While XQuery is typically associated with querying and returning XML, it actually can also work with text files and JSON documents.
XML documents are by far the most common input to XQuery. Technically, the input might not be an entire XML document; it might be a document fragment, such as an element or sequence of elements, possibly with children. It might not be a physical XML file at all; it might be data retrieved from an XML database, or an in-memory XML representation that was generated from non-XML data.
If the input document is physically stored in XML syntax, it must be well-formed XML. This means that it must comply with XML syntax rules, such as that every start tag has an end tag, there is no overlap among elements, and special characters are used appropriately. It must also use namespaces appropriately. This means that if colons are used in element or attribute names, the part before the colon must be a prefix that is bound to a namespace using a namespace declaration.
Whether it is physically stored as an XML document or not, an input document must conform to other constraints on XML documents. For example, an element cannot have two attributes with the same name, and element and attribute names cannot contain special characters other than hyphens, underscores, and periods.
Starting in version 3.0, it is possible to open text documents with XQuery. This may include comma- or tab-delimited formats, fixed-length formats, property files containing name/value pairs, or any other structured text format. The regular expression functions such as tokenize
and analyze-string
make it relatively straightforward to parse these text files into an instance of the XQuery data model that can be queried.
Starting in version 3.1, maps and arrays are added to the XQuery data model, along with the ability to parse JSON documents into these new item types. As with XML, there is no particular requirement that the input document be physically stored in JSON syntax; it could be passed in memory from another process.
A single query can access many input documents. There are several ways that input documents can be accessed from within a query. They are described in this section. Most of these methods have some implementation-defined aspects. You should consult the documentation for your XQuery implementation to determine which of these methods are appropriate for accessing input documents.
The doc
function can be used to open one XML input document based on its URI. It takes as an argument a single URI as a string, and returns the document node of the resource associated with the specified URI. To test if an XML document exists before accessing it, you can call the doc-available
function, which returns true
if you can access the document (without errors) via the doc
function.
For text documents, the unparsed-text
function will open a text document and return the contents of that document as a string. The function unparsed-text-available
can be used to test for the existence of a text document and to ensure there are no encoding or other errors that might arise when accessing it.
The json-doc
function is used to access JSON documents. It typically returns a map that represents the outermost JSON object. There is no separate function for testing for the existence of JSON documents, but the unparsed-text-available
function can be used for this purpose, since a JSON document is a text file.
The doc
, json-doc
, and unparsed-text
functions return a single resource associated with the specified URI. For example:
doc("http://datypic.com/input/order.xml")

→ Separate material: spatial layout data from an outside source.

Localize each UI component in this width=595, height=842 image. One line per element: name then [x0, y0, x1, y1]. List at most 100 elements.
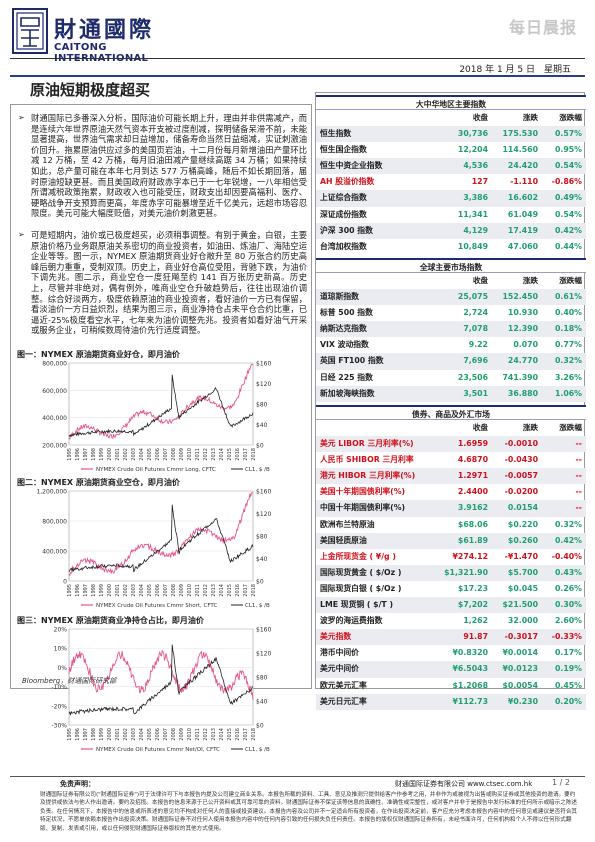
footer-divider	[10, 776, 585, 777]
article-title: 原油短期极度超买	[30, 81, 151, 99]
x-tick-label: 2016	[235, 448, 241, 461]
table-cell: $61.89	[457, 535, 488, 545]
figure-2-plot: 1,200,000 800,000 400,000 0 $160 $120 $80 $40 $0…	[36, 489, 271, 610]
table-cell: --	[575, 439, 582, 449]
x-tick-label: 2001	[115, 728, 121, 741]
x-tick-label: 2008	[171, 584, 177, 597]
table-cell: 25,075	[457, 292, 488, 302]
table-row: 港元 HIBOR 三月利率(%) 1.2971 -0.0057 --	[316, 468, 586, 485]
right-tick-label: $160	[256, 489, 271, 496]
table-cell: 0.49%	[554, 193, 582, 203]
table-cell: 12,204	[457, 145, 488, 155]
table-row: 欧元美元汇率 $1.2068 $0.0054 0.45%	[316, 678, 586, 694]
article-column: ➢ 财通国际已多番深入分析，国际油价可能长期上升，理由并非供需减产，而是连续六年…	[10, 104, 312, 753]
table-cell: 0.45%	[554, 680, 582, 690]
x-tick-label: 2007	[163, 584, 169, 597]
table-cell: --	[575, 503, 582, 513]
table-cell: -0.0057	[504, 471, 538, 481]
x-tick-label: 2005	[147, 728, 153, 741]
x-tick-label: 2013	[211, 728, 217, 741]
table-cell: ¥0.0123	[502, 664, 538, 674]
table-row: 国际现货白银 ( $/Oz ) $17.23 $0.045 0.26%	[316, 581, 586, 597]
table-row: 中国十年期国债利率(%) 3.9162 0.0154 --	[316, 500, 586, 517]
x-tick-label: 2009	[179, 728, 185, 741]
x-tick-label: 2000	[107, 584, 113, 597]
market-data-column: 大中华地区主要指数 收盘 涨跌 涨跌幅 恒生指数 30,736 175.530 0.57% 恒生…	[315, 92, 586, 710]
table-cell: -0.40%	[551, 551, 582, 561]
table-cell: 恒生国企指数	[320, 145, 367, 155]
x-tick-label: 2014	[219, 448, 225, 461]
table-row: 上金所现货金 ( ¥/g ) ¥274.12 -¥1.470 -0.40%	[316, 549, 586, 565]
x-tick-label: 2003	[131, 448, 137, 461]
price-series-line	[68, 504, 254, 573]
table-cell: 港元 HIBOR 三月利率(%)	[320, 471, 416, 481]
x-tick-label: 2005	[147, 584, 153, 597]
table-cell: 0.44%	[554, 241, 582, 251]
table-cell: 0.17%	[554, 648, 582, 658]
legend-label-a: NYMEX Crude Oil Futures Cmmr Net/OI, CFT…	[96, 747, 220, 753]
x-tick-label: 2002	[123, 728, 129, 741]
x-tick-label: 2002	[123, 584, 129, 597]
x-tick-label: 2010	[187, 448, 193, 461]
table-cell: 23,506	[457, 372, 488, 382]
table-cell: 沪深 300 指数	[320, 225, 373, 235]
table-row: 上证综合指数 3,386 16.602 0.49%	[316, 190, 586, 207]
x-tick-label: 2001	[115, 584, 121, 597]
table-title: 大中华地区主要指数	[316, 95, 586, 110]
table-cell: $68.06	[457, 519, 488, 529]
table-cell: -0.0430	[504, 455, 538, 465]
table-cell: -0.86%	[551, 177, 582, 187]
table-cell: 0.0154	[507, 503, 538, 513]
figure-2-chart: 1,200,000 800,000 400,000 0 $160 $120 $80 $40 $0…	[31, 487, 291, 611]
figure-3-plot: 20% 10% 0% -10% -20% -30% $160 $120 $80 $40 $0 1995…	[51, 627, 271, 754]
table-cell: 恒生中资企业指数	[320, 161, 383, 171]
right-tick-label: $80	[256, 402, 268, 409]
company-name-en: CAITONG INTERNATIONAL	[54, 42, 149, 64]
x-tick-label: 2010	[187, 584, 193, 597]
legend-label-a: NYMEX Crude Oil Futures Cmmr Short, CFTC	[96, 603, 217, 609]
table-cell: 美国十年期国债利率(%)	[320, 487, 406, 497]
figure-1-plot: 800,000 600,000 400,000 200,000 $160 $120 $80 $…	[42, 361, 271, 474]
table-cell: 0.32%	[554, 519, 582, 529]
left-tick-label: 800,000	[42, 519, 67, 526]
greater-china-indices-table: 大中华地区主要指数 收盘 涨跌 涨跌幅 恒生指数 30,736 175.530 0.57% 恒生…	[316, 95, 586, 255]
x-tick-label: 1999	[99, 448, 105, 461]
table-cell: 152.450	[502, 292, 538, 302]
table-cell: 人民币 SHIBOR 三月利率	[320, 455, 414, 465]
x-tick-label: 2015	[227, 448, 233, 461]
company-logo: 財通國際 CAITONG INTERNATIONAL	[12, 8, 172, 64]
column-header: 涨跌幅	[559, 276, 582, 285]
left-tick-label: 10%	[54, 646, 68, 653]
x-tick-label: 2012	[203, 584, 209, 597]
table-cell: 0.070	[513, 340, 538, 350]
left-tick-label: -30%	[51, 723, 67, 730]
footer-firm: 财通国际证券有限公司 www.ctsec.com.hk	[395, 780, 533, 788]
figure-1-chart: 800,000 600,000 400,000 200,000 $160 $120 $80 $…	[31, 359, 291, 475]
right-tick-label: $40	[256, 699, 268, 706]
x-tick-label: 2017	[243, 584, 249, 597]
table-cell: -0.33%	[551, 632, 582, 642]
table-cell: 美元日元汇率	[320, 696, 367, 706]
column-header: 涨跌幅	[559, 113, 582, 122]
table-cell: LME 现货铜 ( $/T )	[320, 600, 394, 610]
table-cell: $5.700	[507, 567, 538, 577]
table-cell: 日经 225 指数	[320, 372, 373, 382]
table-cell: -0.0010	[504, 439, 538, 449]
table-cell: 上金所现货金 ( ¥/g )	[320, 551, 396, 561]
position-series-line	[68, 649, 254, 701]
table-cell: 道琼斯指数	[320, 292, 359, 302]
column-header: 收盘	[472, 423, 488, 432]
table-cell: 0.42%	[554, 535, 582, 545]
table-cell: 国际现货白银 ( $/Oz )	[320, 583, 402, 593]
table-cell: 美元指数	[320, 632, 352, 642]
x-tick-label: 2007	[163, 448, 169, 461]
table-cell: ¥274.12	[452, 551, 488, 561]
x-tick-label: 2004	[139, 728, 145, 741]
left-tick-label: 400,000	[42, 415, 67, 422]
table-cell: --	[575, 471, 582, 481]
table-cell: 英国 FT100 指数	[320, 356, 384, 366]
table-cell: 3.26%	[554, 372, 582, 382]
table-cell: 2,724	[463, 308, 488, 318]
right-tick-label: $160	[256, 627, 271, 634]
x-tick-label: 2017	[243, 448, 249, 461]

returns the document node of the document whose URI is http://datypic.com/input/order.xml
. Relative URI references are also allowed, as in:
doc("order.xml")
If the specified URI is a relative URI, it is resolved based on the static base URI. The static base URI may be set by the processor outside the scope of the query, typically to the URI of the file from which the query was read. Alternatively, it may be declared in the query prolog by using a base URI declaration.
If you are accessing documents on a filesystem, your implementation may require you to precede the filename with file:///
, use forward slashes to separate directory names, and/or escape each space in the filename with %20
. For example:
doc("file:///C:/Documents%20and%20Settings/my%20order.xml")

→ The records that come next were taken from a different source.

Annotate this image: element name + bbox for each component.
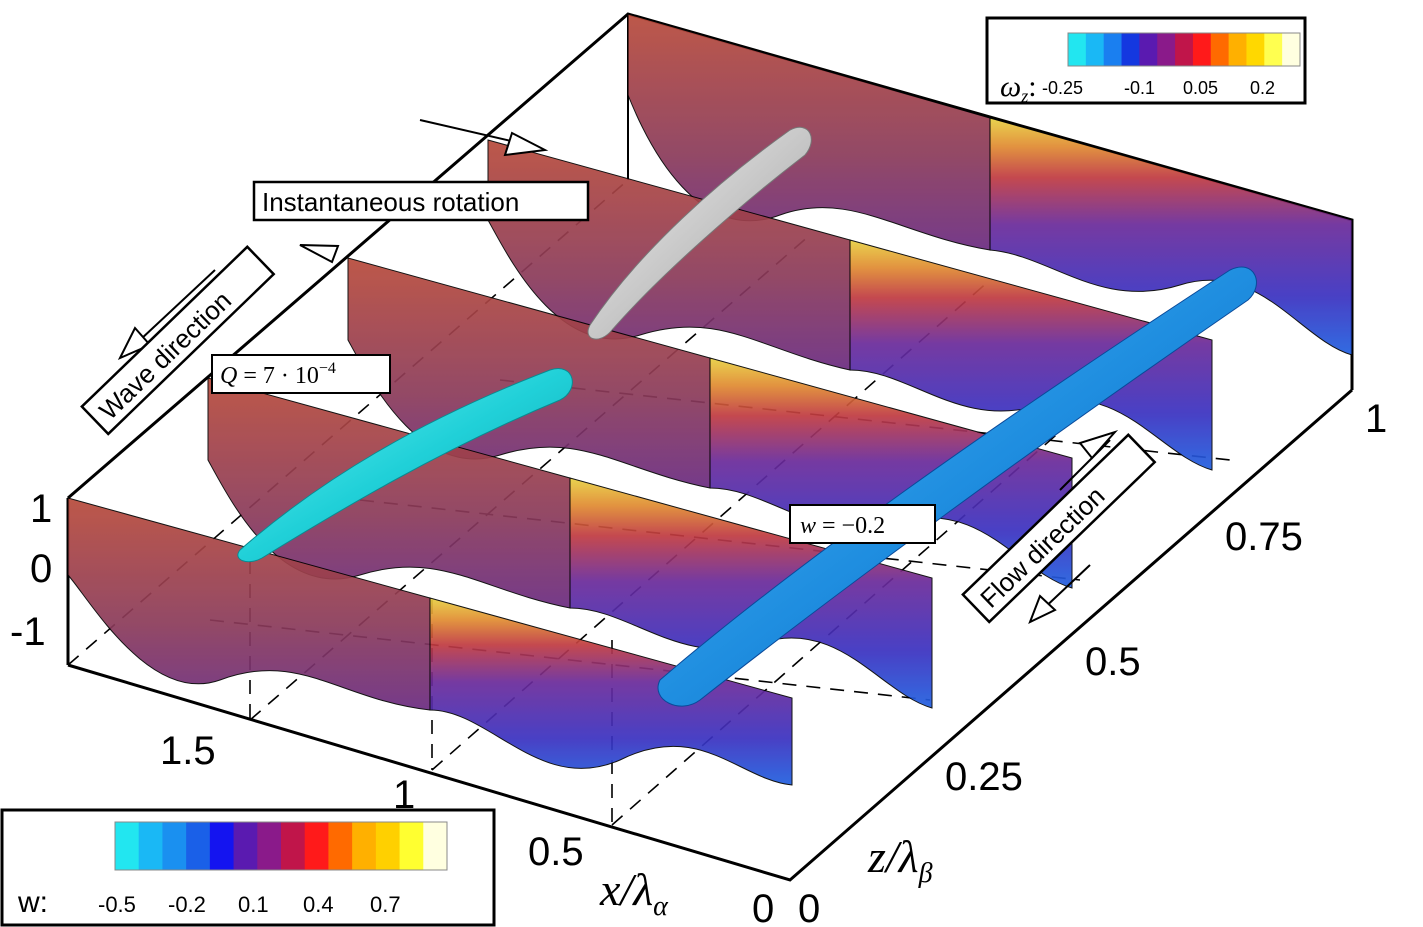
colorbar-wz-tick: -0.25	[1042, 78, 1083, 98]
z-tick: 0.25	[945, 755, 1023, 799]
q-iso-exp: −4	[319, 360, 336, 377]
colorbar-frame	[114, 821, 448, 871]
w-iso-box: w = −0.2	[789, 504, 936, 544]
colorbar-swatch	[186, 822, 211, 870]
x-axis-label: x/λα	[599, 864, 669, 922]
colorbar-wz-symbol: ω	[1000, 70, 1021, 103]
colorbar-swatch	[233, 822, 258, 870]
colorbar-w-label: w:	[17, 886, 48, 919]
colorbar-w-swatches	[114, 821, 448, 871]
vortex-tube-cyan	[237, 368, 573, 563]
vortex-tube-white	[587, 127, 812, 340]
colorbar-swatch	[304, 822, 329, 870]
colorbar-wz-tick: -0.1	[1124, 78, 1155, 98]
colorbar-wz: ωz: -0.25 -0.1 0.05 0.2	[985, 16, 1307, 106]
svg-text:ωz:: ωz:	[1000, 70, 1037, 106]
slab-0	[67, 497, 793, 786]
colorbar-swatch	[399, 822, 424, 870]
colorbar-swatch	[423, 822, 448, 870]
q-iso-eq: = 7 · 10	[237, 363, 319, 389]
x-tick: 1	[393, 773, 415, 817]
colorbar-swatch	[162, 822, 187, 870]
colorbar-wz-subscript: z	[1020, 86, 1028, 106]
z-tick: 0	[798, 887, 820, 927]
colorbar-swatch	[115, 822, 140, 870]
colorbar-swatch	[257, 822, 282, 870]
w-iso-lhs: w	[800, 513, 816, 539]
vortex-tube-blue	[657, 266, 1257, 707]
direction-arrows	[117, 119, 1119, 624]
colorbar-swatch	[1121, 33, 1140, 66]
z-tick: 1	[1365, 397, 1387, 441]
colorbar-swatch	[375, 822, 401, 870]
colorbar-swatch	[1085, 33, 1105, 66]
colorbar-w-tick: -0.2	[168, 892, 206, 917]
x-tick: 1.5	[160, 729, 216, 773]
colorbar-swatch	[1192, 33, 1212, 66]
colorbar-wz-tick: 0.2	[1250, 78, 1275, 98]
colorbar-swatch	[1157, 33, 1176, 66]
colorbar-swatch	[138, 822, 163, 870]
q-iso-lhs: Q	[220, 363, 237, 389]
y-tick: 1	[30, 487, 52, 531]
colorbar-swatch	[1246, 33, 1265, 66]
slab-1	[207, 377, 933, 709]
colorbar-swatch	[1282, 33, 1301, 66]
y-tick: 0	[30, 547, 52, 591]
colorbar-wz-tick: 0.05	[1183, 78, 1218, 98]
colorbar-swatch	[352, 822, 377, 870]
colorbar-wz-colon: :	[1028, 70, 1036, 103]
z-axis-label: z/λβ	[867, 831, 933, 889]
colorbar-w-tick: -0.5	[98, 892, 136, 917]
y-axis-ticks: 1 0 -1	[10, 487, 52, 654]
z-axis-ticks: 0 0.25 0.5 0.75 1	[798, 397, 1387, 927]
colorbar-swatch	[1264, 33, 1283, 66]
colorbar-swatch	[209, 822, 235, 870]
colorbar-swatch	[1210, 33, 1230, 66]
x-axis-ticks: 1.5 1 0.5 0	[160, 729, 774, 927]
colorbar-w-tick: 0.4	[303, 892, 334, 917]
colorbar-swatch	[328, 822, 353, 870]
svg-text:w = −0.2: w = −0.2	[800, 513, 885, 539]
colorbar-wz-swatches	[1067, 32, 1301, 67]
colorbar-w-tick: 0.1	[238, 892, 269, 917]
w-iso-eq: = −0.2	[816, 513, 885, 539]
colorbar-swatch	[281, 822, 306, 870]
z-tick: 0.5	[1085, 640, 1141, 684]
colorbar-swatch	[1228, 33, 1247, 66]
colorbar-swatch	[1175, 33, 1194, 66]
colorbar-swatch	[1139, 33, 1158, 66]
instantaneous-rotation-box: Instantaneous rotation	[252, 180, 590, 222]
instantaneous-rotation-label: Instantaneous rotation	[262, 187, 519, 217]
colorbar-swatch	[1068, 33, 1087, 66]
q-iso-box: Q = 7 · 10−4	[211, 354, 391, 394]
z-tick: 0.75	[1225, 515, 1303, 559]
colorbar-w-tick: 0.7	[370, 892, 401, 917]
y-tick: -1	[10, 610, 46, 654]
x-tick: 0	[752, 887, 774, 927]
colorbar-w: w: -0.5 -0.2 0.1 0.4 0.7	[0, 808, 496, 927]
colorbar-frame	[1067, 32, 1301, 67]
colorbar-swatch	[1103, 33, 1123, 66]
svg-text:Q = 7 · 10−4: Q = 7 · 10−4	[220, 360, 336, 389]
x-tick: 0.5	[528, 830, 584, 874]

Processors interpret the URI of the input document in different ways. Some, like Saxon, will dereference the URI, that is, go out to the URL and retrieve the resource at that location. Other implementations, such as those embedded in XML databases, consider the URIs to be just names. The processor might take the name and look it up in an internal catalog to find the document associated with that name. Many processors provide user hooks or configuration options allowing the behavior to be controlled by the application, and the result may also depend on the configuration of the underlying environment (for example, HTTP proxy settings).
Implementations also have some leeway in how they handle errors when retrieving documents, how they handle different MIME types, and whether they validate XML documents against a schema or DTD.
The collection
function returns the items that make up a collection, identified by a URI. Traditionally, collections have contained only document nodes. However, starting in version 3.1, they can contain any items, for example, strings, or maps retrieved from JSON documents.

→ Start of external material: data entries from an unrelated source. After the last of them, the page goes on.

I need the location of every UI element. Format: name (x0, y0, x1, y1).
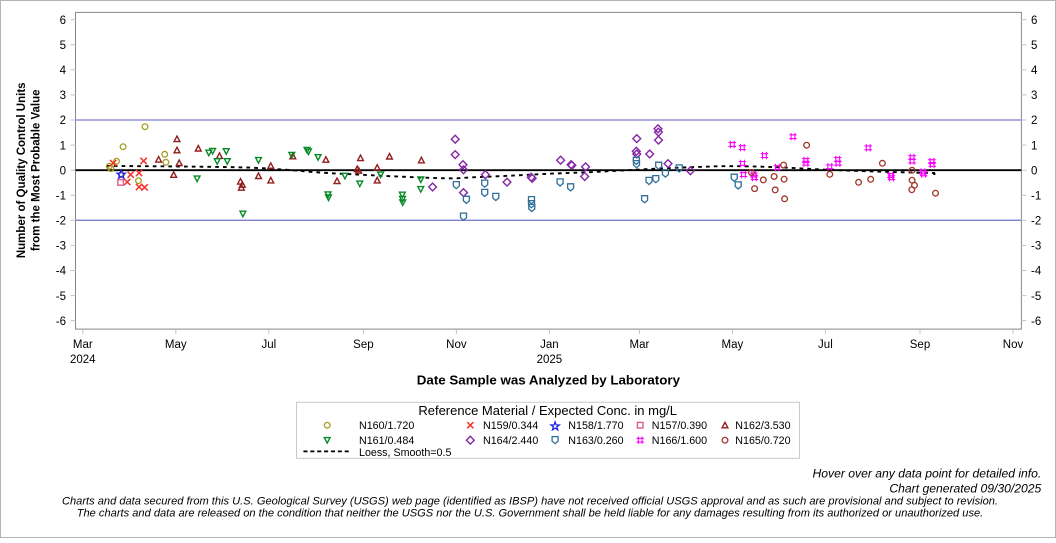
svg-text:N165/0.720: N165/0.720 (735, 435, 790, 447)
svg-text:N158/1.770: N158/1.770 (568, 420, 623, 432)
svg-text:6: 6 (1031, 15, 1037, 27)
svg-text:Jul: Jul (818, 339, 833, 351)
svg-text:-4: -4 (1031, 266, 1042, 278)
svg-text:2: 2 (1031, 115, 1037, 127)
svg-text:3: 3 (60, 90, 66, 102)
svg-text:-3: -3 (1031, 241, 1041, 253)
svg-text:-6: -6 (1031, 316, 1041, 328)
svg-text:Hover over any data point for: Hover over any data point for detailed i… (813, 467, 1042, 481)
svg-text:N164/2.440: N164/2.440 (483, 435, 538, 447)
svg-text:-3: -3 (56, 241, 66, 253)
svg-text:-6: -6 (56, 316, 66, 328)
svg-text:Sep: Sep (353, 339, 373, 351)
svg-text:-1: -1 (1031, 190, 1041, 202)
svg-text:3: 3 (1031, 90, 1037, 102)
svg-text:Mar: Mar (73, 339, 93, 351)
svg-text:Reference Material / Expected: Reference Material / Expected Conc. in m… (418, 403, 677, 418)
svg-text:Number of Quality Control Unit: Number of Quality Control Units (16, 82, 28, 258)
svg-text:1: 1 (1031, 140, 1037, 152)
svg-text:Nov: Nov (1003, 339, 1024, 351)
svg-text:N159/0.344: N159/0.344 (483, 420, 538, 432)
svg-text:-5: -5 (1031, 291, 1041, 303)
svg-text:Date Sample was Analyzed by La: Date Sample was Analyzed by Laboratory (417, 372, 681, 387)
svg-text:Jan: Jan (540, 339, 559, 351)
svg-text:N163/0.260: N163/0.260 (568, 435, 623, 447)
svg-text:Charts and data secured from t: Charts and data secured from this U.S. G… (62, 496, 998, 508)
svg-text:0: 0 (1031, 165, 1037, 177)
svg-text:-2: -2 (1031, 216, 1041, 228)
svg-text:6: 6 (60, 15, 66, 27)
svg-text:Nov: Nov (446, 339, 467, 351)
svg-text:1: 1 (60, 140, 66, 152)
svg-text:Loess, Smooth=0.5: Loess, Smooth=0.5 (359, 447, 451, 459)
svg-text:May: May (165, 339, 187, 351)
svg-text:5: 5 (60, 40, 66, 52)
svg-text:N161/0.484: N161/0.484 (359, 435, 414, 447)
svg-text:Sep: Sep (910, 339, 930, 351)
svg-text:May: May (722, 339, 744, 351)
svg-text:N162/3.530: N162/3.530 (735, 420, 790, 432)
svg-text:4: 4 (1031, 65, 1038, 77)
svg-text:Mar: Mar (629, 339, 649, 351)
svg-text:2: 2 (60, 115, 66, 127)
svg-text:N160/1.720: N160/1.720 (359, 420, 414, 432)
svg-text:Chart generated 09/30/2025: Chart generated 09/30/2025 (889, 482, 1041, 496)
svg-text:4: 4 (60, 65, 67, 77)
svg-text:0: 0 (60, 165, 66, 177)
svg-text:from the Most Probable Value: from the Most Probable Value (30, 89, 42, 251)
svg-text:2025: 2025 (537, 354, 563, 366)
svg-text:-2: -2 (56, 216, 66, 228)
svg-text:N166/1.600: N166/1.600 (652, 435, 707, 447)
svg-text:5: 5 (1031, 40, 1037, 52)
svg-text:-5: -5 (56, 291, 66, 303)
svg-text:N157/0.390: N157/0.390 (652, 420, 707, 432)
svg-text:The charts and data are releas: The charts and data are released on the … (77, 508, 984, 520)
svg-text:-1: -1 (56, 190, 66, 202)
svg-text:-4: -4 (56, 266, 67, 278)
svg-text:2024: 2024 (70, 354, 96, 366)
svg-text:Jul: Jul (261, 339, 276, 351)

Exactly how the URI is associated with the items is defined by the implementation. For example, one implementation might accept a URI that is the name of a directory on a filesystem, and return the document nodes of the XML documents stored in that directory. Another implementation might associate a URI with a particular database or subset of a database. A third might allow you to specify the URI of an XML document that contains a sort of “manifest”—a list of URIs for the XML documents in the collection.
The function takes as an argument a single URI. For example, the function call:
collection("http://datypic.com/orders")
might return all the document nodes of the XML documents associated with the collection http://datypic.com/orders
. It is also possible to use the function without any parameters, as in collection()
, to retrieve a default collection as defined by the implementation.
To get a list of the document URIs in a collection, you can use the uri-collection
function. It provides a more efficient way of determining what is in a collection without having to retrieve the whole collection, which may take time and memory.
Another way to access input is to rely on the context being set by the processor outside the query. In this case, it may not be necessary to use functions like doc
or collection
, unless you want to open secondary data sources.
For example, a hypothetical XQuery implementation might allow you to set the context node in the Java code that executes the query, as in:
Document catalogDocument = new Document(new File("catalog.xml")); String query = "catalog/product[@dept = 'ACC']"; List productElements = catalogDocument.evaluateXQuery(query);
In that case, the XQuery expression catalog/product
might be evaluated in the context of the catalog document node itself. If the processor had not set the context node, a path expression starting with catalog/product
would not be valid.
Another implementation might allow you to select a document to query in a user interface, in which case, it uses that document as the context node.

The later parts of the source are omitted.